Some reasons for the overwhelming decline in the American Education system include funding issues for textbooks, supplies, and general building maintenance. Sports and arts programs are also suffering due to budget cuts and a lack of qualified volunteers. Others point toward the students and teachers themselves. Teachers are statistically underpaid, presented with overcrowded classroom sizes lending for higher instances of disruption and elevated chances for school violence. Lately, the focus has been on reinstitution of the “No Child Left Behind” program and it’s goals to help the parents and children of minority and disenfranchised families the right to a quality and meaningful education that is on-target with state and federal minimum grade level requirements. Right now, less than half of all African American and Hispanic fourth graders have basic reading skills in our current American Education system.
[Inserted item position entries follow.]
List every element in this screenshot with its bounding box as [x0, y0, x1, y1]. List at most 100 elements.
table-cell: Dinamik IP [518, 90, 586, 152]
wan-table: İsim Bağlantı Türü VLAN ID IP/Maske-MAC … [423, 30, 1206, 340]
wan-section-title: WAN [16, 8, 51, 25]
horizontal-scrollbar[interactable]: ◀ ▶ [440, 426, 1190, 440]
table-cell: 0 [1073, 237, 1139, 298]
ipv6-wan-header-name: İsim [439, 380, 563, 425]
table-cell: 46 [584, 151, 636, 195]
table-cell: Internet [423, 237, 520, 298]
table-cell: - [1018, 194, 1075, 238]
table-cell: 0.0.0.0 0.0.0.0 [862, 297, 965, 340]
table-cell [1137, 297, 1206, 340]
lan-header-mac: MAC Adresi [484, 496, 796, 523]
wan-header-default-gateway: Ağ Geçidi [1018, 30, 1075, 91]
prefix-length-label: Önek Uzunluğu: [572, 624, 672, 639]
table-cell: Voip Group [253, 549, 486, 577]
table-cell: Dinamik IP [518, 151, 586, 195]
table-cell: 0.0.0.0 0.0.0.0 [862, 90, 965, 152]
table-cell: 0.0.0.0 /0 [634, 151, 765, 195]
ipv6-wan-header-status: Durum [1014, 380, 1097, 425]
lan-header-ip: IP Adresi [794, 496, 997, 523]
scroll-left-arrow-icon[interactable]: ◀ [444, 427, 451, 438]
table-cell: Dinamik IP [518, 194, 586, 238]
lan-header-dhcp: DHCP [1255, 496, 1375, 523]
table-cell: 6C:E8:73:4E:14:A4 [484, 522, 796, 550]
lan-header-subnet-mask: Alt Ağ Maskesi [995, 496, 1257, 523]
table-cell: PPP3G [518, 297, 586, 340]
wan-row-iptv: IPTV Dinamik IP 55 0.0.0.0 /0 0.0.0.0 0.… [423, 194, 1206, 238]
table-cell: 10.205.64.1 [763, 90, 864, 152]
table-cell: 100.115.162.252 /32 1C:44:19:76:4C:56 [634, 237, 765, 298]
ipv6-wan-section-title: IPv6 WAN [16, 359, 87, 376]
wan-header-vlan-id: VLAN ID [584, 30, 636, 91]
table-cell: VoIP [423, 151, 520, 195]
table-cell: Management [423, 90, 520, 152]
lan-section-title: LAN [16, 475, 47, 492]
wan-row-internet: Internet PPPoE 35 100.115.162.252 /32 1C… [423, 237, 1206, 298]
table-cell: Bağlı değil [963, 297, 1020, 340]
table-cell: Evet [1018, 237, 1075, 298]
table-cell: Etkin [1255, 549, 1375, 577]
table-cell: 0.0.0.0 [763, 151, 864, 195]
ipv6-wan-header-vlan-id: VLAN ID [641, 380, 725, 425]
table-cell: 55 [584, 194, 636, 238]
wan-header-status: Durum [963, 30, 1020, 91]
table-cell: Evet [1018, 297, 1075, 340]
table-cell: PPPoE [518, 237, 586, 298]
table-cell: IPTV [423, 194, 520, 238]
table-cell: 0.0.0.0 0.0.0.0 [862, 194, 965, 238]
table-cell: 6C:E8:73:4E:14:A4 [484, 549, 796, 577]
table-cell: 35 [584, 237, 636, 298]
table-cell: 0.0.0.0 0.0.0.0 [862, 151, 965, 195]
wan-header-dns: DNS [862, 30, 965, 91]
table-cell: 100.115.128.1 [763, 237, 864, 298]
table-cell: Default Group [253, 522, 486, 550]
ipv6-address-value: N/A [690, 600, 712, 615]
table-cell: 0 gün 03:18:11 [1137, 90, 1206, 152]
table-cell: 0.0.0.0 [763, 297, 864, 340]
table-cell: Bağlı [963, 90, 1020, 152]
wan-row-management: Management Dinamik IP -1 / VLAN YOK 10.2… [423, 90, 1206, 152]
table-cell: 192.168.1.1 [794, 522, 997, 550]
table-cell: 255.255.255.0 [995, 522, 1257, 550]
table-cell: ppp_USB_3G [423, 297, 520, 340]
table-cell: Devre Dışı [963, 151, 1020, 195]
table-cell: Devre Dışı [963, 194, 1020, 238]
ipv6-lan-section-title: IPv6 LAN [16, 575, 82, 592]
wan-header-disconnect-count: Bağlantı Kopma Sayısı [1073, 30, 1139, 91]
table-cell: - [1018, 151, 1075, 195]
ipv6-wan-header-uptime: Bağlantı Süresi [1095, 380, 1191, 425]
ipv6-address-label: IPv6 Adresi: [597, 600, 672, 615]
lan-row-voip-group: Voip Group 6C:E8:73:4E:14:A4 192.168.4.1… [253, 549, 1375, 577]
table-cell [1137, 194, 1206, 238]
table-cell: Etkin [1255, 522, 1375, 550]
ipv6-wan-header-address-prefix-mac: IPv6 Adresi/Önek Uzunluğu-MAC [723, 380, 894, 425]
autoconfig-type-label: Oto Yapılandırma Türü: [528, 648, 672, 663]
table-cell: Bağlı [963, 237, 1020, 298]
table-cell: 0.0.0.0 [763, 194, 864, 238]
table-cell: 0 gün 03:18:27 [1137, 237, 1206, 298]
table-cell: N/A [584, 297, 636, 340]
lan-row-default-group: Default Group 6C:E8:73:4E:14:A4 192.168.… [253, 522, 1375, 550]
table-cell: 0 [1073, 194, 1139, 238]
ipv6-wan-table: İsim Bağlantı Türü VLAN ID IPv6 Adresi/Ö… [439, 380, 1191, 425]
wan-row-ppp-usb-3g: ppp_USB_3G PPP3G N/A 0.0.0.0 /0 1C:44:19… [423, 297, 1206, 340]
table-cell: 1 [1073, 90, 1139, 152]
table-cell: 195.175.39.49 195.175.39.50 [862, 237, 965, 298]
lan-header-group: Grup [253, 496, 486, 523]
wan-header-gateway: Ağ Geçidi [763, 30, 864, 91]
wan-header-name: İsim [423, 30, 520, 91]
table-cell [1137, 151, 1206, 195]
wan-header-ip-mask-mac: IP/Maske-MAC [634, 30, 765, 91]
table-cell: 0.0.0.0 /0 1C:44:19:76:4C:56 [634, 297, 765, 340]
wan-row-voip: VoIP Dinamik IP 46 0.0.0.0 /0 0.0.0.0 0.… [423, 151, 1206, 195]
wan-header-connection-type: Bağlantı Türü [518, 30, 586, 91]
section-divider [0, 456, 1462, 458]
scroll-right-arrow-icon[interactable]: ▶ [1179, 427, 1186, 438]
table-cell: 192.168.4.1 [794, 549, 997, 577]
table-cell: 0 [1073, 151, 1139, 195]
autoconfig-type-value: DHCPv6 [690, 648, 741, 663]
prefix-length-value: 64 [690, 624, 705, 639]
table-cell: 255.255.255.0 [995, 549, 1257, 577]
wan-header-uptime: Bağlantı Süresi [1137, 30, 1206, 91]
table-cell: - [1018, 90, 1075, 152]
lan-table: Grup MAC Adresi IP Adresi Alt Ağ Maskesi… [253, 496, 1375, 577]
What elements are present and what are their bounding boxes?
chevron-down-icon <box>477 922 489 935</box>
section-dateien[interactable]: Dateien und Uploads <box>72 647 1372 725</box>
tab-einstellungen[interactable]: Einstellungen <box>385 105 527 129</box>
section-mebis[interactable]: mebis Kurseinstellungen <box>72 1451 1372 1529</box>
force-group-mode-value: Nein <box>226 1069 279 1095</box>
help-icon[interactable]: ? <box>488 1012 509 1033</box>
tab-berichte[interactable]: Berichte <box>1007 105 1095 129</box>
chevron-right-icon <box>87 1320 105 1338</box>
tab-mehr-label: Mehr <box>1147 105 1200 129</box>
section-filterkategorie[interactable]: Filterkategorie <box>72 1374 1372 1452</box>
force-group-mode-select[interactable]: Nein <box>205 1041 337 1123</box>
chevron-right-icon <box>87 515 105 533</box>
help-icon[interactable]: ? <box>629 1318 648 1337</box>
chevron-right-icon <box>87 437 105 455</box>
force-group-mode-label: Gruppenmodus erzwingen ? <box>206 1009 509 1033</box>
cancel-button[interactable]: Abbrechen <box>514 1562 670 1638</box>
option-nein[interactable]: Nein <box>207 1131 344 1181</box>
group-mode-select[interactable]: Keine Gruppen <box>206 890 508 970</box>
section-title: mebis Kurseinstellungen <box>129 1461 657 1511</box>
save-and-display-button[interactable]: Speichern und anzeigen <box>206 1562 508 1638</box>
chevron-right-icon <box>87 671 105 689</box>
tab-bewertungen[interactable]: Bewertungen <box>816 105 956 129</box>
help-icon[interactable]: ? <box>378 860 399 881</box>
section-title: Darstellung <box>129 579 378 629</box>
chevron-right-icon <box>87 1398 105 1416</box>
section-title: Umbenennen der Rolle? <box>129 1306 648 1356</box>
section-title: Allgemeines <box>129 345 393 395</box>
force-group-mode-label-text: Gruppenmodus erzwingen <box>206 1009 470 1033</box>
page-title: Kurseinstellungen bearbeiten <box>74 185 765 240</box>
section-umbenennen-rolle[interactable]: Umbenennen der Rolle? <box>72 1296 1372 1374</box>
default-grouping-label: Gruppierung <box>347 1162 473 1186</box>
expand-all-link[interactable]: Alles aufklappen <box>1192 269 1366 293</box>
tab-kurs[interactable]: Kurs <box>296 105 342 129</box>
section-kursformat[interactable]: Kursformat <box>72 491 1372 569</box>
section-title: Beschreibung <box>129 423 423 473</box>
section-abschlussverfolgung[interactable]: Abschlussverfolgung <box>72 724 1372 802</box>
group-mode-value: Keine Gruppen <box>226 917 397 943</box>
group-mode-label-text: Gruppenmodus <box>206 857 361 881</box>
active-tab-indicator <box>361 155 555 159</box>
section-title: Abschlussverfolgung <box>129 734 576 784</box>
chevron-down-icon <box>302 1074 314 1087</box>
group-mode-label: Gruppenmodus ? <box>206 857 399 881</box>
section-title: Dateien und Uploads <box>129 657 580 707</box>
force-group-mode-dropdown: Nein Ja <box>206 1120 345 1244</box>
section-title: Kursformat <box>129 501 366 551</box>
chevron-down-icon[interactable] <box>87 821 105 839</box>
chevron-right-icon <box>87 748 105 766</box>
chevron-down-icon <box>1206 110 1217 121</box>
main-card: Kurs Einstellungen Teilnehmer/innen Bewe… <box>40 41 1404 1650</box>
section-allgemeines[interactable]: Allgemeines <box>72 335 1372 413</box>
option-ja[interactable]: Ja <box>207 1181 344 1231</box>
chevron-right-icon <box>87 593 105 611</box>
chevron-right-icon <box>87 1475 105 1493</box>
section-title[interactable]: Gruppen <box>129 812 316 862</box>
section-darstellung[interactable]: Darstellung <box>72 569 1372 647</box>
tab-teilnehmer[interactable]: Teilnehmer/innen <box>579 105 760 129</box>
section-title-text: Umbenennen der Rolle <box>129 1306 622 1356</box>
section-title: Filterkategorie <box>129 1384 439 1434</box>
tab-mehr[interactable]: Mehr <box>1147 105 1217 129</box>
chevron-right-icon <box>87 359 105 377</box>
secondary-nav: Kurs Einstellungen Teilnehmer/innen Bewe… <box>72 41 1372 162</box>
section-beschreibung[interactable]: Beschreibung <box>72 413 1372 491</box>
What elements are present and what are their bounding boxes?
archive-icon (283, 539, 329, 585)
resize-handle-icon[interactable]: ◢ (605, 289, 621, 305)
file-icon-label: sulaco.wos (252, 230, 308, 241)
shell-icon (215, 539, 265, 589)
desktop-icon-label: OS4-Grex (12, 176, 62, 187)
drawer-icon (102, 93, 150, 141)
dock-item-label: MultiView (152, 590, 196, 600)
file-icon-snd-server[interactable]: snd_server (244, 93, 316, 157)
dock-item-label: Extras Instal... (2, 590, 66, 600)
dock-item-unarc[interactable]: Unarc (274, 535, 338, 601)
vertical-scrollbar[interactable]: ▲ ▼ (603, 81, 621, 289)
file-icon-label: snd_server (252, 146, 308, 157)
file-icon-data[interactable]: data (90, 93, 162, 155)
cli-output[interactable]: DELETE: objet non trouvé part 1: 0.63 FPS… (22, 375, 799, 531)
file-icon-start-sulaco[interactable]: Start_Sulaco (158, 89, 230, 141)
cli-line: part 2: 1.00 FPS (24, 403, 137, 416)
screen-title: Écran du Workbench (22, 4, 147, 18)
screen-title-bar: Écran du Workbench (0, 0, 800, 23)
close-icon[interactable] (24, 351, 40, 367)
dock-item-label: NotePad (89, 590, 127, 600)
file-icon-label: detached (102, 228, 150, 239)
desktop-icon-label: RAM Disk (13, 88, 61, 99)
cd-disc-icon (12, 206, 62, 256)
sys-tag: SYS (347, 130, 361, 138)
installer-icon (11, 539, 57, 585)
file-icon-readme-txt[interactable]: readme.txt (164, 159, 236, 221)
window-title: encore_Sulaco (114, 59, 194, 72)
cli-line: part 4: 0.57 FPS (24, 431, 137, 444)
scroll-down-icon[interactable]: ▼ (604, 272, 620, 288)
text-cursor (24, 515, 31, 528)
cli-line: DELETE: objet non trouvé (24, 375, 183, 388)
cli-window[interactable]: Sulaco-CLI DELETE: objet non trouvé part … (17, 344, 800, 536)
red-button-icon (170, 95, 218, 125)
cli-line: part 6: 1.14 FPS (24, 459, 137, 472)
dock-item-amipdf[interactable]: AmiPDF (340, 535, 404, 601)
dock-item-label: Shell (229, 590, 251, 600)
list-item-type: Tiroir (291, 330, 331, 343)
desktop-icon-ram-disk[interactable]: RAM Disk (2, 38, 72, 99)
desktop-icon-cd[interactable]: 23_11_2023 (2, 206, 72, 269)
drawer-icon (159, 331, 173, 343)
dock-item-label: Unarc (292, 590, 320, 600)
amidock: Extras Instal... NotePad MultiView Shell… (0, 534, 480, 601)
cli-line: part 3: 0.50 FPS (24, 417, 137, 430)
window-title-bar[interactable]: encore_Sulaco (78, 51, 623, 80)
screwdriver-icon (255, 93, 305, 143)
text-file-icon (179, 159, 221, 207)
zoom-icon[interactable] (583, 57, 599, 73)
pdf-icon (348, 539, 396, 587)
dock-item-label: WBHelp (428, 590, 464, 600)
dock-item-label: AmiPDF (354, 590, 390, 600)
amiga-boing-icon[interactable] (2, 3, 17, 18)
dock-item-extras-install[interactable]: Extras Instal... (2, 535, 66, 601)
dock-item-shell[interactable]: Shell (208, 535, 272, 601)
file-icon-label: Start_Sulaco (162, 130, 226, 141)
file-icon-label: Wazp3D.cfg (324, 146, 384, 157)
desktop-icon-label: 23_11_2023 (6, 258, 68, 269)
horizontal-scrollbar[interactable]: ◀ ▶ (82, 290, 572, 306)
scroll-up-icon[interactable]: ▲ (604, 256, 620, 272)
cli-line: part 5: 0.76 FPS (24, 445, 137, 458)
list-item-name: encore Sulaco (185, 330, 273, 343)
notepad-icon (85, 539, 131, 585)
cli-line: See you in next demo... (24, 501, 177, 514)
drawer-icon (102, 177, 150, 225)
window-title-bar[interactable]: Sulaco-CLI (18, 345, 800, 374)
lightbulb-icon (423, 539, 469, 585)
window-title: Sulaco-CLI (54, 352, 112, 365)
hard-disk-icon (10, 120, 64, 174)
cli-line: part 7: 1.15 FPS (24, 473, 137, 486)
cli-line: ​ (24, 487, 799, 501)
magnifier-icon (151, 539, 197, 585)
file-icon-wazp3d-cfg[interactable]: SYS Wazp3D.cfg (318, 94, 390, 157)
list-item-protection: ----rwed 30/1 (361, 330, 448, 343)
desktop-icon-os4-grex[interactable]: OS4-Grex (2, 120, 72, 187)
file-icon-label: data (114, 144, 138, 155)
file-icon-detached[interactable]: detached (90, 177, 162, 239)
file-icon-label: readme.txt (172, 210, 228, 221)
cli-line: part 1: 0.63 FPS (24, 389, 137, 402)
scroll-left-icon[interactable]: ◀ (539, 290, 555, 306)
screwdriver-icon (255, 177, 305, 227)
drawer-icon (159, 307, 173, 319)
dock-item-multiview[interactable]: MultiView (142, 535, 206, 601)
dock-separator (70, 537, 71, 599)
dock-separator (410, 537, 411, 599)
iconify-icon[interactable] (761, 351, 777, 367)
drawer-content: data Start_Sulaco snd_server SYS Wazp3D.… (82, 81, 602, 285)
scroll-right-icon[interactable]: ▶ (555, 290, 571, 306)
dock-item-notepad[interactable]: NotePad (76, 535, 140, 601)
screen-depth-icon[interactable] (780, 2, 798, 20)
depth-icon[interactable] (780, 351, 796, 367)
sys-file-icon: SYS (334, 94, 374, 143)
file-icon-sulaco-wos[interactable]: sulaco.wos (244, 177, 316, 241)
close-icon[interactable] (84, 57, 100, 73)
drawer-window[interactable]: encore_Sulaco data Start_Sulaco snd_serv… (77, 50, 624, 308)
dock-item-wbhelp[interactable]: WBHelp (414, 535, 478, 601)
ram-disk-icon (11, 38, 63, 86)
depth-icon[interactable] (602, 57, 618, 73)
How will this be achieved? The Secretary of the Department of Education has a vision of every child obtaining grade level excellence by the year 2014. Targeting funding for the schools that are most at risk is a high priority. The next step is giving the parents a voice in their children’s education and choices of schools, teachers, information, and control over their child’s educational experience. Then it is important to collaborate with each state in the American Education system to find realistic assessment solutions and flexible, attainable goals to set for individual learners. The program has already seen a large percentage of success and is expected to flourish within the next few years if reauthorized.